Under maintenance

Pricing

$9.00 / 1,000 results

Try for free

Go to Store

Macy's Scraper

Under maintenance

Try for free

Developed by

Gustavo Rudiger

Macy's web scraper to crawl product information including price and sale price, color, and images. Extract all data in a dataset in structured formats.

0.0 (0)

Pricing

$9.00 / 1,000 results

Total users

Monthly users

Runs succeeded

89%

Last modified

4 days ago

E-commerce

Back to issues Create new issue

Not scraping everything

Closed

82society opened this issue

Hi Gustavo,

https://www.macys.com/shop/mens-clothing/all-mens-clothing?id=197651&edge=hybrid

There are 1463 pages in the link above. For some reason, it was completed with 5214 results. And it was like this for last few Runs. Why isn't it scraping all the pages?

Gustavo Rudiger (trudax)

Can you share the run ID with me so I can see the logs?

82society

Run ID: nLNIWvB7Evws63TC5, LoeNOUKGLc2jfXh55, DeLcKpIfzCmEAAdth

Gustavo Rudiger (trudax)

Seem to be an issue with the requests that fail and exceeded the retry limit. I have made some improvements on the logic to fix this, but this new version will not be compatible with the previous runs unfortunally.

82society

"This new version will not be compatible with the previous runs unfortunately" Does that mean that if I proceed with the new version, it will scrape all the ones that I already scraped from previous version?

82society

Gustavo, could you please kindly answer above.
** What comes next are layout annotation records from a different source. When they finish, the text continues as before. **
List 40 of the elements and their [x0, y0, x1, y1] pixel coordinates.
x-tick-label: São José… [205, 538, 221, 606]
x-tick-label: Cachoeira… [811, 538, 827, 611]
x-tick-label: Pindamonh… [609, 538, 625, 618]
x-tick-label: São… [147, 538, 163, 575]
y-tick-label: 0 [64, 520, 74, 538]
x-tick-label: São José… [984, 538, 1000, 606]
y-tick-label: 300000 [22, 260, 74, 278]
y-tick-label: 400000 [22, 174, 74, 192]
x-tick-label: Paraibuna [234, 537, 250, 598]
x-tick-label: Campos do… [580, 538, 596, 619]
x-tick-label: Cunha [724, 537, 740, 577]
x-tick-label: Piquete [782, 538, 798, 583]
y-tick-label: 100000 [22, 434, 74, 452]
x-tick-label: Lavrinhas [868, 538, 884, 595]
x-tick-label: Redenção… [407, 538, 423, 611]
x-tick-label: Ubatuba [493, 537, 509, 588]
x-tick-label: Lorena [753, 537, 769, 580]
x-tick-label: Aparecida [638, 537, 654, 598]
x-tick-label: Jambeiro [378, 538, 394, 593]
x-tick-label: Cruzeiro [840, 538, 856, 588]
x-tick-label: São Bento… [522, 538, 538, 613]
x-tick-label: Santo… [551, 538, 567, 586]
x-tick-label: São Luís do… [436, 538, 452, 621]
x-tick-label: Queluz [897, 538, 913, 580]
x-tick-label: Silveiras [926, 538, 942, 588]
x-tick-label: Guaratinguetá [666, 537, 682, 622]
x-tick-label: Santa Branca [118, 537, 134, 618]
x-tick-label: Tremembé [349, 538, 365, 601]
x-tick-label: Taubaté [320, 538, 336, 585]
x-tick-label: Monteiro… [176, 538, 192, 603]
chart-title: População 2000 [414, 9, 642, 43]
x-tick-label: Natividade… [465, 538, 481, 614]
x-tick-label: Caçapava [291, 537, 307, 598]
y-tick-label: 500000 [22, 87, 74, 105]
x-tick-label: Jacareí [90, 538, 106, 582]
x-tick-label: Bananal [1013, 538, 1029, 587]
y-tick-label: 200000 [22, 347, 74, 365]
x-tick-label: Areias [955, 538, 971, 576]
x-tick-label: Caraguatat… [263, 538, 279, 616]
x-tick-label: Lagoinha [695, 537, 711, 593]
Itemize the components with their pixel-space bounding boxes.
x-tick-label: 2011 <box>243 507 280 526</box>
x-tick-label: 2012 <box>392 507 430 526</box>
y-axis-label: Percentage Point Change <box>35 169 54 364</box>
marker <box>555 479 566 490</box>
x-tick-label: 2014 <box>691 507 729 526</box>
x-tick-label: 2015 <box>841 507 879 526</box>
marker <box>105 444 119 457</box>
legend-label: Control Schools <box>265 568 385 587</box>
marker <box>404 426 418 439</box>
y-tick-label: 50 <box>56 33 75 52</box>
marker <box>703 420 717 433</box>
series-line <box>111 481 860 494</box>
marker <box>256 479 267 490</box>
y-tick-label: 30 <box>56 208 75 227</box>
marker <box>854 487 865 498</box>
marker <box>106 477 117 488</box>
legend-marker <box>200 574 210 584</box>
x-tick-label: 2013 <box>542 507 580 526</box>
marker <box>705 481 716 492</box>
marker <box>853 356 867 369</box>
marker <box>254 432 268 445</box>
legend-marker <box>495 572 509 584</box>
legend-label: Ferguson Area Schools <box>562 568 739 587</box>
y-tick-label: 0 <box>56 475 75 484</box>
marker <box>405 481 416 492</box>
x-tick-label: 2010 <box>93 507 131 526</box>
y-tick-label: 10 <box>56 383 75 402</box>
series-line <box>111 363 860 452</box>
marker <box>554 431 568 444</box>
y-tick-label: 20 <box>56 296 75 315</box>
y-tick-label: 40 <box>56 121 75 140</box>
Additionally, I ran a new task today with the new version and it Failed after 1861 results - Run ID hzQfpfBlYcZvmfc5V

Gustavo Rudiger (trudax)

Yeah, it will scrape them again. The next ones will not have that problem. Also even if you have failed requests it will try them again the next time.

Gustavo Rudiger (trudax)

Also I have fixed the issue you had in your run last run.

82society

"Also even if you have failed requests it will try them again the next time" Are you saying - if it runs into failed request, it will automatically rerun the task?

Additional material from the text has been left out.